November 9th A Day not worthy of a Title

Grey, grey day – empty, featureless, soggy. An anonymous day. A pyjama day, a duvet day, a snuggle down day to sleep and wake up in time for bed when it’s over day. A day when the light seems to have drained down on us like dirty washing-up water down a plug hole. Mud beneath our feet and a grubby dishcloth sky above us. A day when the sun tried to come through but only succeeded for a few moments to look like a greasy thumbprint of melted margarine in the clouds. A day for re-reading the first chapter of ‘Bleak House’. A stagnant day without much weather and described without much grammar! Is that enough to set the atmosphere?


It’s also a guilty day, a day for looking out of the window and seeing that other people are out there, busy, harassed, focused, pumping the blood of life through the village arteries, rushing the children up to school, school-kids chatting at the bus-stop, dog-walkers, shoppers, cars weaving in and out of the parked vehicles, tractors loaded with muck. It’s a day when people might read this and think grumpily, “Well it’s alright for him. I’ve got plenty to do, even though it’s lockdown.”

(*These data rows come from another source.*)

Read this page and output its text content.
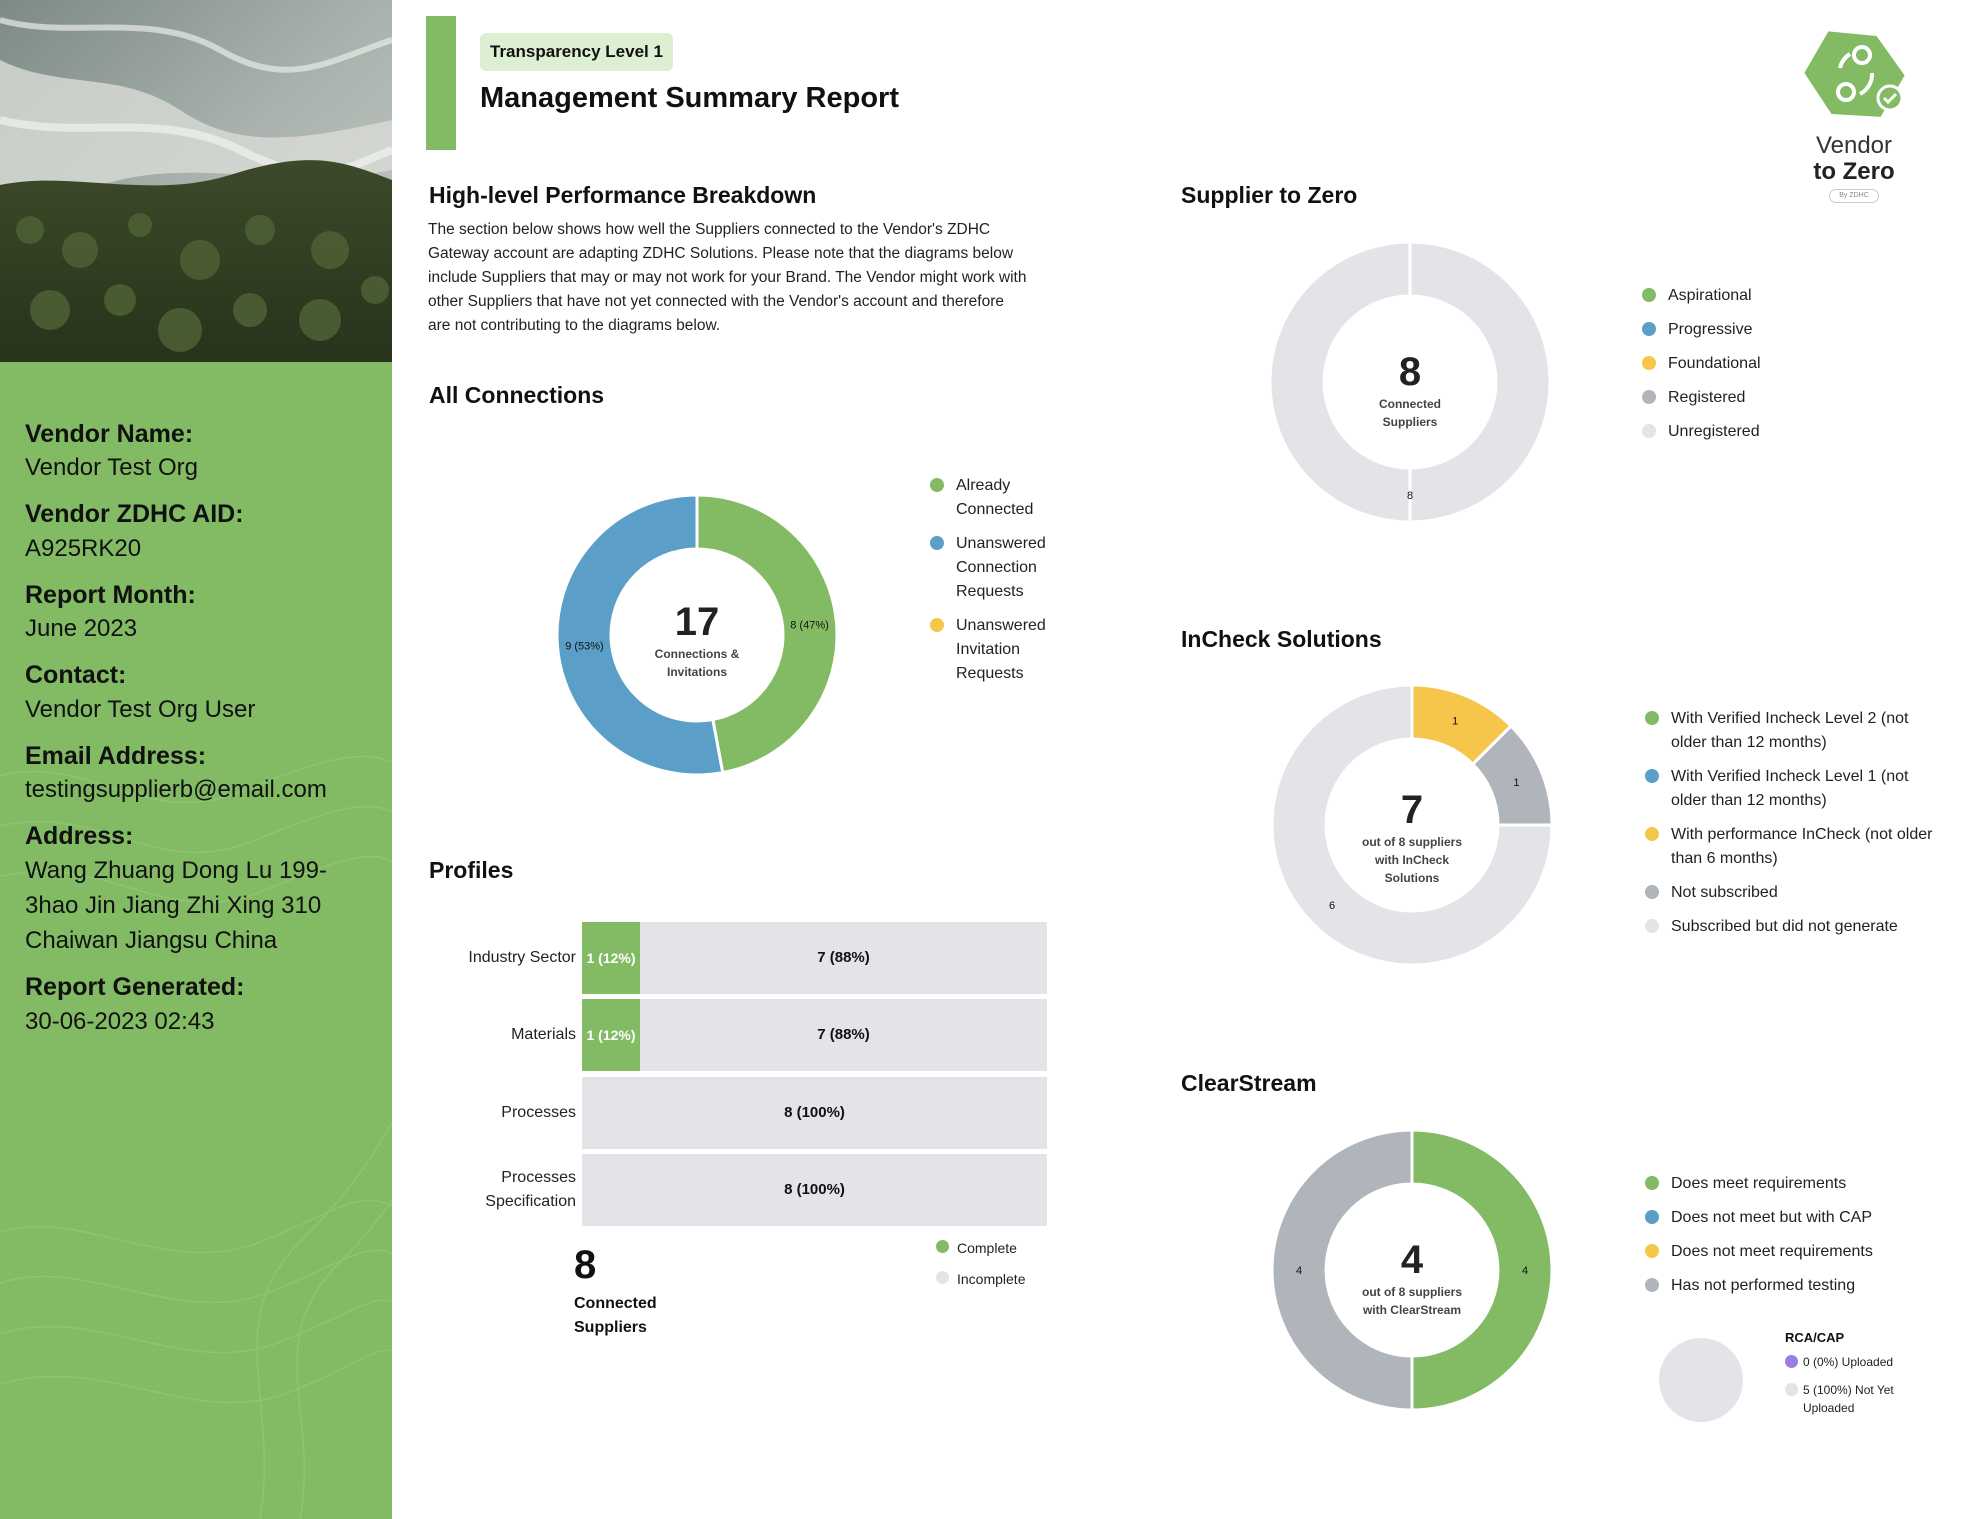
Vendor Name:
Vendor Test Org
Vendor ZDHC AID:
A925RK20
Report Month:
June 2023
Contact:
Vendor Test Org User
Email Address:
testingsupplierb@email.com
Address:
Wang Zhuang Dong Lu 199-3hao Jin Jiang Zhi Xing 310 Chaiwan Jiangsu China
Report Generated:
30-06-2023 02:43
Transparency Level 1
Management Summary Report
Vendor
to Zero
By ZDHC
High-level Performance Breakdown
The section below shows how well the Suppliers connected to the Vendor's ZDHC Gateway account are adapting ZDHC Solutions. Please note that the diagrams below include Suppliers that may or may not work for your Brand. The Vendor might work with other Suppliers that have not yet connected with the Vendor's account and therefore are not contributing to the diagrams below.
All Connections
8 (47%)
9 (53%)
17
Connections & Invitations
Already Connected
Unanswered Connection Requests
Unanswered Invitation Requests
Profiles
1 (12%)	7 (88%)
Industry Sector
1 (12%)	7 (88%)
Materials
8 (100%)
Processes
8 (100%)
Processes Specification
8
Connected Suppliers
Complete
Incomplete
Supplier to Zero
8
8
Connected Suppliers
Aspirational
Progressive
Foundational
Registered
Unregistered
InCheck Solutions
1
1
6
7
out of 8 suppliers with InCheck Solutions
With Verified Incheck Level 2 (not older than 12 months)
With Verified Incheck Level 1 (not older than 12 months)
With performance InCheck (not older than 6 months)
Not subscribed
Subscribed but did not generate
ClearStream
4
4 4
out of 8 suppliers with ClearStream
Does meet requirements
Does not meet but with CAP
Does not meet requirements
Has not performed testing
RCA/CAP
0 (0%) Uploaded
5 (100%) Not Yet Uploaded
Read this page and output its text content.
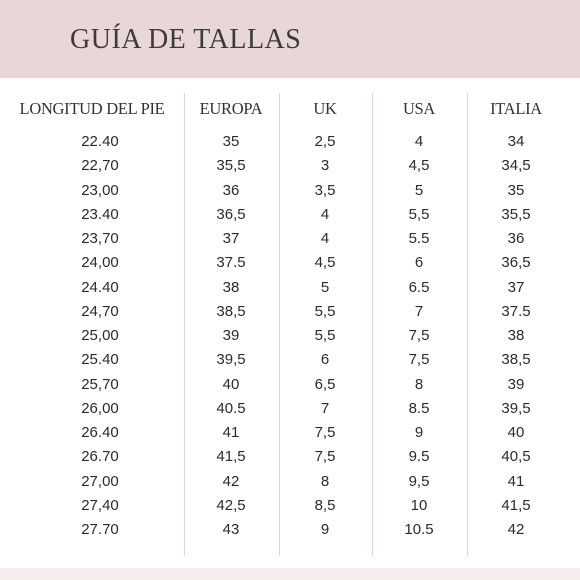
GUÍA DE TALLAS
LONGITUD DEL PIE	EUROPA	UK	USA	ITALIA
22.40	35	2,5	4	34
22,70	35,5	3	4,5	34,5
23,00	36	3,5	5	35
23.40	36,5	4	5,5	35,5
23,70	37	4	5.5	36
24,00	37.5	4,5	6	36,5
24.40	38	5	6.5	37
24,70	38,5	5,5	7	37.5
25,00	39	5,5	7,5	38
25.40	39,5	6	7,5	38,5
25,70	40	6,5	8	39
26,00	40.5	7	8.5	39,5
26.40	41	7,5	9	40
26.70	41,5	7,5	9.5	40,5
27,00	42	8	9,5	41
27,40	42,5	8,5	10	41,5
27.70	43	9	10.5	42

This morning I read a quotation from Virginia Woolf, written about wartime London. Incidentally, I’m not a Virginia Woolf reader, she’s far down my reading wish-list. “Everybody is feeling the same thing, therefore no one is feeling anything in particular.” That’s why I’m unlikely to become a Virginia Woolf reader anytime soon – that claim to speak for everyone and homogenise several million people in difficult circumstances. In this small village at this moment I know there are people who have just done their Joe Wicks exercises online and are feeling invigorated, there are those frantic with worry and fear, those determined and planning ways to do Christmas, those creating, those laughing, those serene, those raging, those celebrating.

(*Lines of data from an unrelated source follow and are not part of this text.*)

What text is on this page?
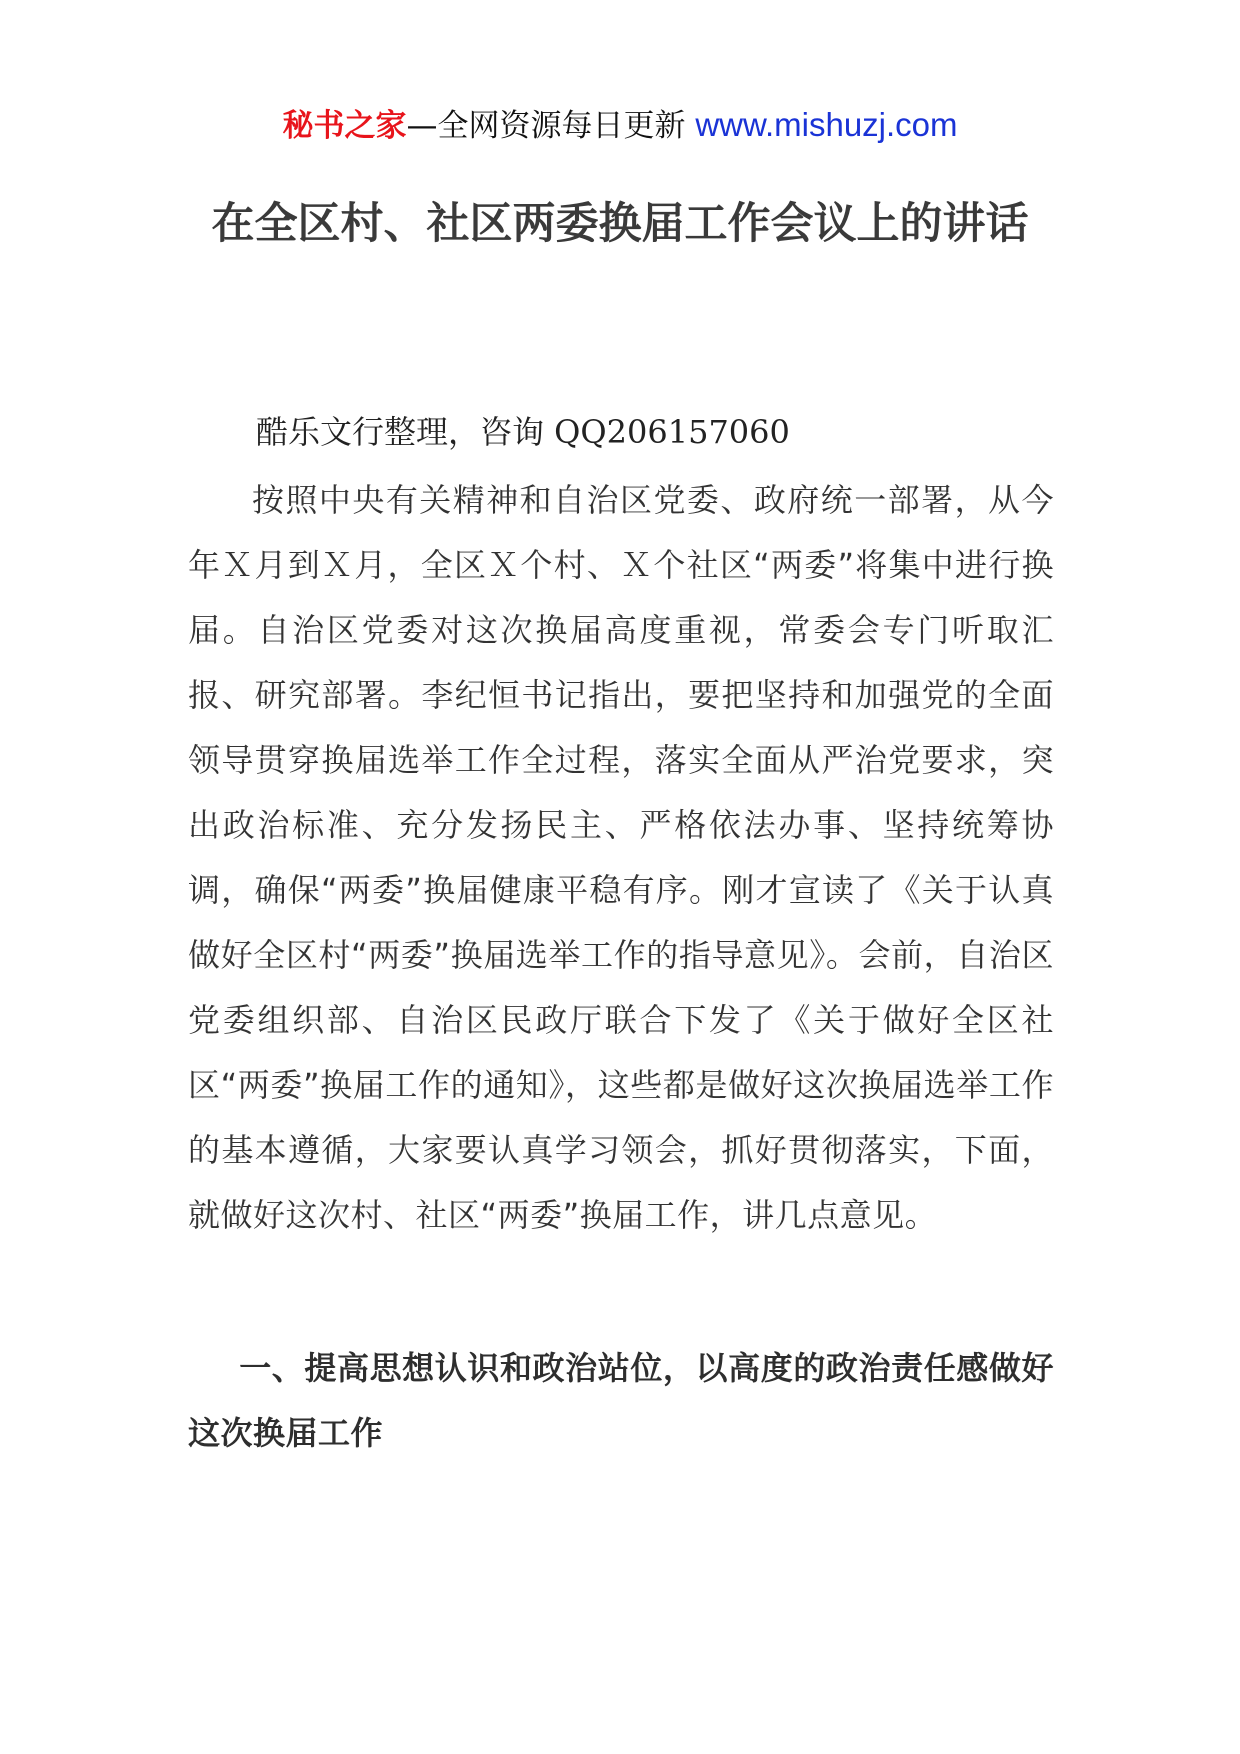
秘书之家—全网资源每日更新 www.mishuzj.com
在全区村、社区两委换届工作会议上的讲话
酷乐文行整理，咨询 QQ206157060

按照中央有关精神和自治区党委、政府统一部署，从今年Ｘ月到Ｘ月，全区Ｘ个村、Ｘ个社区“两委”将集中进行换届。自治区党委对这次换届高度重视，常委会专门听取汇报、研究部署。李纪恒书记指出，要把坚持和加强党的全面领导贯穿换届选举工作全过程，落实全面从严治党要求，突出政治标准、充分发扬民主、严格依法办事、坚持统筹协调，确保“两委”换届健康平稳有序。刚才宣读了《关于认真做好全区村“两委”换届选举工作的指导意见》。会前，自治区党委组织部、自治区民政厅联合下发了《关于做好全区社区“两委”换届工作的通知》，这些都是做好这次换届选举工作的基本遵循，大家要认真学习领会，抓好贯彻落实，下面，就做好这次村、社区“两委”换届工作，讲几点意见。

一、提高思想认识和政治站位，以高度的政治责任感做好这次换届工作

I took this picture to illustrate how mired in gloom the outlook is from our front garden,

but then the photo comes out looking vibrant and colourful and pushing the fog into the background. Can’t even be depressed properly.

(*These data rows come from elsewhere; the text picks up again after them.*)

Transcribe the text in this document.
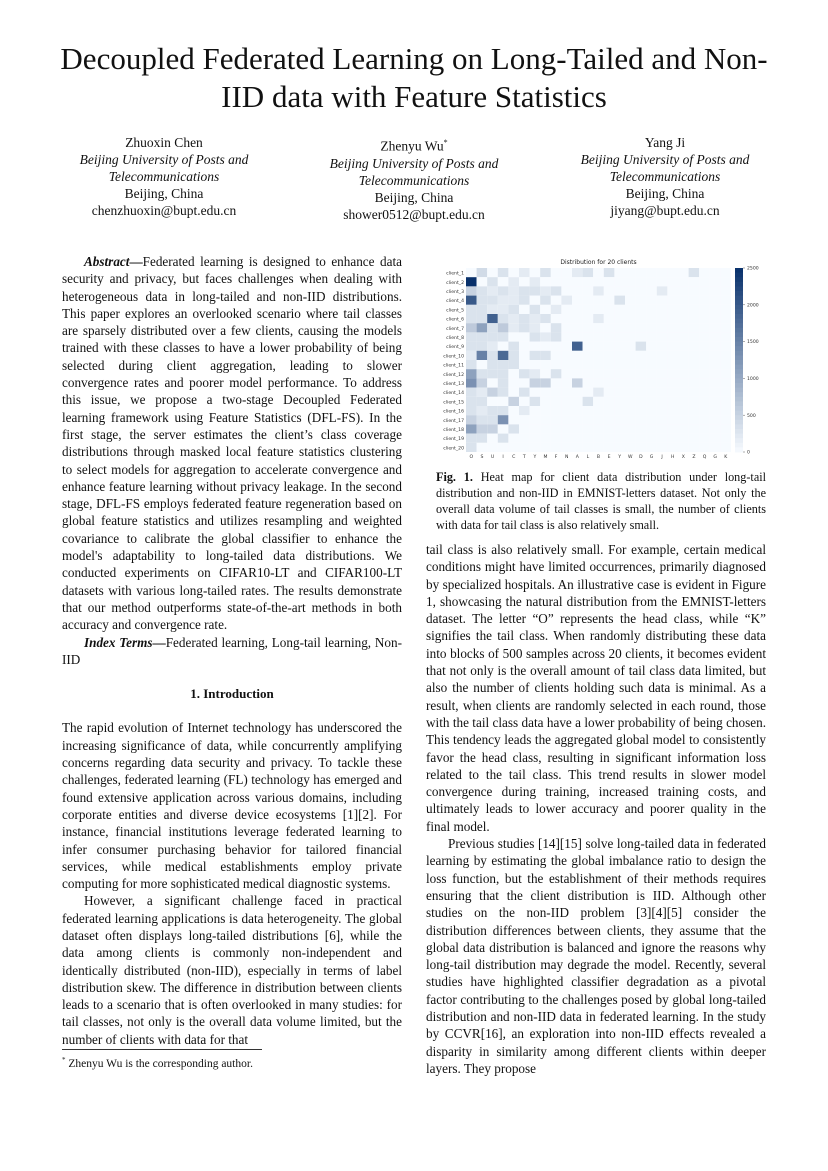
Decoupled Federated Learning on Long-Tailed and Non-IID data with Feature Statistics
Zhuoxin Chen
Beijing University of Posts and
Telecommunications
Beijing, China
chenzhuoxin@bupt.edu.cn
Zhenyu Wu*
Beijing University of Posts and
Telecommunications
Beijing, China
shower0512@bupt.edu.cn
Yang Ji
Beijing University of Posts and
Telecommunications
Beijing, China
jiyang@bupt.edu.cn

Abstract—Federated learning is designed to enhance data security and privacy, but faces challenges when dealing with heterogeneous data in long-tailed and non-IID distributions. This paper explores an overlooked scenario where tail classes are sparsely distributed over a few clients, causing the models trained with these classes to have a lower probability of being selected during client aggregation, leading to slower convergence rates and poorer model performance. To address this issue, we propose a two-stage Decoupled Federated learning framework using Feature Statistics (DFL-FS). In the first stage, the server estimates the client’s class coverage distributions through masked local feature statistics clustering to select models for aggregation to accelerate convergence and enhance feature learning without privacy leakage. In the second stage, DFL-FS employs federated feature regeneration based on global feature statistics and utilizes resampling and weighted covariance to calibrate the global classifier to enhance the model's adaptability to long-tailed data distributions. We conducted experiments on CIFAR10-LT and CIFAR100-LT datasets with various long-tailed rates. The results demonstrate that our method outperforms state-of-the-art methods in both accuracy and convergence rate.

Index Terms—Federated learning, Long-tail learning, Non-IID

1. Introduction

The rapid evolution of Internet technology has underscored the increasing significance of data, while concurrently amplifying concerns regarding data security and privacy. To tackle these challenges, federated learning (FL) technology has emerged and found extensive application across various domains, including corporate entities and diverse device ecosystems [1][2]. For instance, financial institutions leverage federated learning to infer consumer purchasing behavior for tailored financial services, while medical establishments employ private computing for more sophisticated medical diagnostic systems.

However, a significant challenge faced in practical federated learning applications is data heterogeneity. The global dataset often displays long-tailed distributions [6], while the data among clients is commonly non-independent and identically distributed (non-IID), especially in terms of label distribution skew. The difference in distribution between clients leads to a scenario that is often overlooked in many studies: for tail classes, not only is the overall data volume limited, but the number of clients with data for that

Distribution for 20 clients
client_1
client_2
client_3
client_4
client_5
client_6
client_7
client_8
client_9
client_10
client_11
client_12
client_13
client_14
client_15
client_16
client_17
client_18
client_19
client_20
O S U I C T Y M F N A L B E Y W D G J H X Z Q G K
0
500
1000
1500
2000
2500
Fig. 1. Heat map for client data distribution under long-tail distribution and non-IID in EMNIST-letters dataset. Not only the overall data volume of tail classes is small, the number of clients with data for tail class is also relatively small.

tail class is also relatively small. For example, certain medical conditions might have limited occurrences, primarily diagnosed by specialized hospitals. An illustrative case is evident in Figure 1, showcasing the natural distribution from the EMNIST-letters dataset. The letter “O” represents the head class, while “K” signifies the tail class. When randomly distributing these data into blocks of 500 samples across 20 clients, it becomes evident that not only is the overall amount of tail class data limited, but also the number of clients holding such data is minimal. As a result, when clients are randomly selected in each round, those with the tail class data have a lower probability of being chosen. This tendency leads the aggregated global model to consistently favor the head class, resulting in significant information loss related to the tail class. This trend results in slower model convergence during training, increased training costs, and ultimately leads to lower accuracy and poorer quality in the final model.

Previous studies [14][15] solve long-tailed data in federated learning by estimating the global imbalance ratio to design the loss function, but the establishment of their methods requires ensuring that the client distribution is IID. Although other studies on the non-IID problem [3][4][5] consider the distribution differences between clients, they assume that the global data distribution is balanced and ignore the reasons why long-tail distribution may degrade the model. Recently, several studies have highlighted classifier degradation as a pivotal factor contributing to the challenges posed by global long-tailed distribution and non-IID data in federated learning. In the study by CCVR[16], an exploration into non-IID effects revealed a disparity in similarity among different clients within deeper layers. They propose

* Zhenyu Wu is the corresponding author.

I’m the one who is feeling nothing in particular – bad vibes and good vibes neutralising each other – especially as they’re not particularly bad or particularly good. Bad – someone pointing out that in my Facebook post yesterday commenting on the lack of ceremony at Remembrance, I had lamented the lack of bulges, not bugles. Soon corrected. Very bad – a graph on our Covid-19 App showing local Covid cases rising almost vertically, creeping up Bullbridge Hill unremittingly through the fog towards us. Good and Bad – someone posting marvellous video of us and lots of people we care about at the Miners Standard in Winster at Christmas singing the Derbyshire carols. Good because it evoked snugness and warmth, intimacy, elbows into each other’s ribs, apologies for clambering over the laps of strangers, pushing through crowds to get pints, embracing people we don’t know, deeply inhaling each other’s breath as we roared out ‘Bradda’ in four glorious beer fuelled parts, sharing the same air, companionable, hugging and kissing. Bad because that bar will be quiet and empty this year and we’ll just hum feebly to ourselves.


But tomorrow we’re having the chimney swept! Good! I do love to see that brush popping up out of the chimney pot.